By Martyn Day, editor, CADserver, July 17, 2003

See Also

·  Autodesk website  ·  OpenDWG Alliance website  ·  TopTen AutoCAD 2004 Sites - by TenLinks · Autodesk Directory - by TenLinks.com · Autodesk Reading Room - by CADdigest.com

On April 1st, 2003, the OpenDWG Alliance publicly announced that its users were having trouble reverse-engineering the new AutoCAD file format. The reason for the problem, the group claimed in its press release, is that Autodesk had used complex compression, together with data encryption techniques: "the inclusion of data encryption and compression schemes within the new file format has created serious challenges to DWG data interoperability."

This is a serious accusation. What’s most significant is not the mention of file format compression (most file formats are compressed) but the allegation that the DWG file is actually "encrypted." All sorts of negative and nefarious connotations could arise from the suggestion that Autodesk has adopted encryption; namely, that the company is trying to lock in its users and keep out the competition, since opening a file would require every user to possess a valid copy of Autodesk software.

For those not up on the wonderful world of data interoperability, the OpenDWG Alliance was born out of the need of Autodesk's competitors to reverse-engineer AutoCAD's DWG file format. To become a member, you have to tell the OpenDWG Alliance all you know about the DWG format, pay a yearly fee and in return receive the DWG libraries that its programmers generate. The OpenDWG's goal is to make DWG an open standard "usable by all programs that need to access valuable DWG data." Needless to say, with proprietary file formats being seen as a competitive advantage, Autodesk isn't a member (the de facto standard, DWG files are estimated to number some 3 billion).

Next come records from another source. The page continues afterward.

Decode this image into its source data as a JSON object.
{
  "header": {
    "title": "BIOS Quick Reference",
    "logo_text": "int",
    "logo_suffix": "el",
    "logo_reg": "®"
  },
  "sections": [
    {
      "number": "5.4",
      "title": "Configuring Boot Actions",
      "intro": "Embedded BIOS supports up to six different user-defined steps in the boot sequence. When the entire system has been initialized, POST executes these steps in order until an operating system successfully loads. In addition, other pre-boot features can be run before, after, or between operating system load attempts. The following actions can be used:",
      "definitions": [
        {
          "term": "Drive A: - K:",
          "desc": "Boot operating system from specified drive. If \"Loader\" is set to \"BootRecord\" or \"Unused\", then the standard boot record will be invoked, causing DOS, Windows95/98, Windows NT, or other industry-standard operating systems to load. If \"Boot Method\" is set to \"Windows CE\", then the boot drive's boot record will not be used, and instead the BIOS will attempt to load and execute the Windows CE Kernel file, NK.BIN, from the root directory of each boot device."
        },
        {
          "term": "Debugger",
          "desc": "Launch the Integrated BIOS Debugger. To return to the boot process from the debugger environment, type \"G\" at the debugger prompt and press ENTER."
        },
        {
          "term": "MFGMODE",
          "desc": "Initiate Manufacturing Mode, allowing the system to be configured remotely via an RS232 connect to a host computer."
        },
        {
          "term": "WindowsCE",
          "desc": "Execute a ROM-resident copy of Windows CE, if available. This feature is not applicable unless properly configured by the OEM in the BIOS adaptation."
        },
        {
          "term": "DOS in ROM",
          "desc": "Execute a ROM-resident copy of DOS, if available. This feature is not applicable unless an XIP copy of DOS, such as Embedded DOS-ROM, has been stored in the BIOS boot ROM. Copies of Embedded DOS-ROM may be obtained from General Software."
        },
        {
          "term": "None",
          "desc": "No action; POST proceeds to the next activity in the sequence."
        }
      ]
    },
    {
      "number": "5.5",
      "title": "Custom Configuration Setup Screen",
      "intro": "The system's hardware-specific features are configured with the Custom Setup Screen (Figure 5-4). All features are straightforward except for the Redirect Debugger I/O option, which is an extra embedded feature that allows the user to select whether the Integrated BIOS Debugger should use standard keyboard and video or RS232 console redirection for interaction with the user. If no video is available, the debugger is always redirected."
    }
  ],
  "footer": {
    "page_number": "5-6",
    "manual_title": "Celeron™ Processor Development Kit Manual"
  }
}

In my talks with Autodeskers though, they wryly point out that they would join the Alliance if they were to receive libraries of all the other member's proprietary CAD products in return (those by Bentley, EDS, PTC, Graphisoft, Nemetschek, ESRI. and CADKEY to name a few).

After reading the Alliance's release, I spoke with Evan Yares, the group's president and executive director. Yares was convinced that Autodesk had chosen to encrypt the DWG file, despite assurances from Autodesk representatives that they had not. He sent me a DWG file with a corresponding Hex dump, with an explanation of how this demonstrated Autodesk's encryption. Unfortunately, not being a programmer, the evidence was somewhat hard for me to digest.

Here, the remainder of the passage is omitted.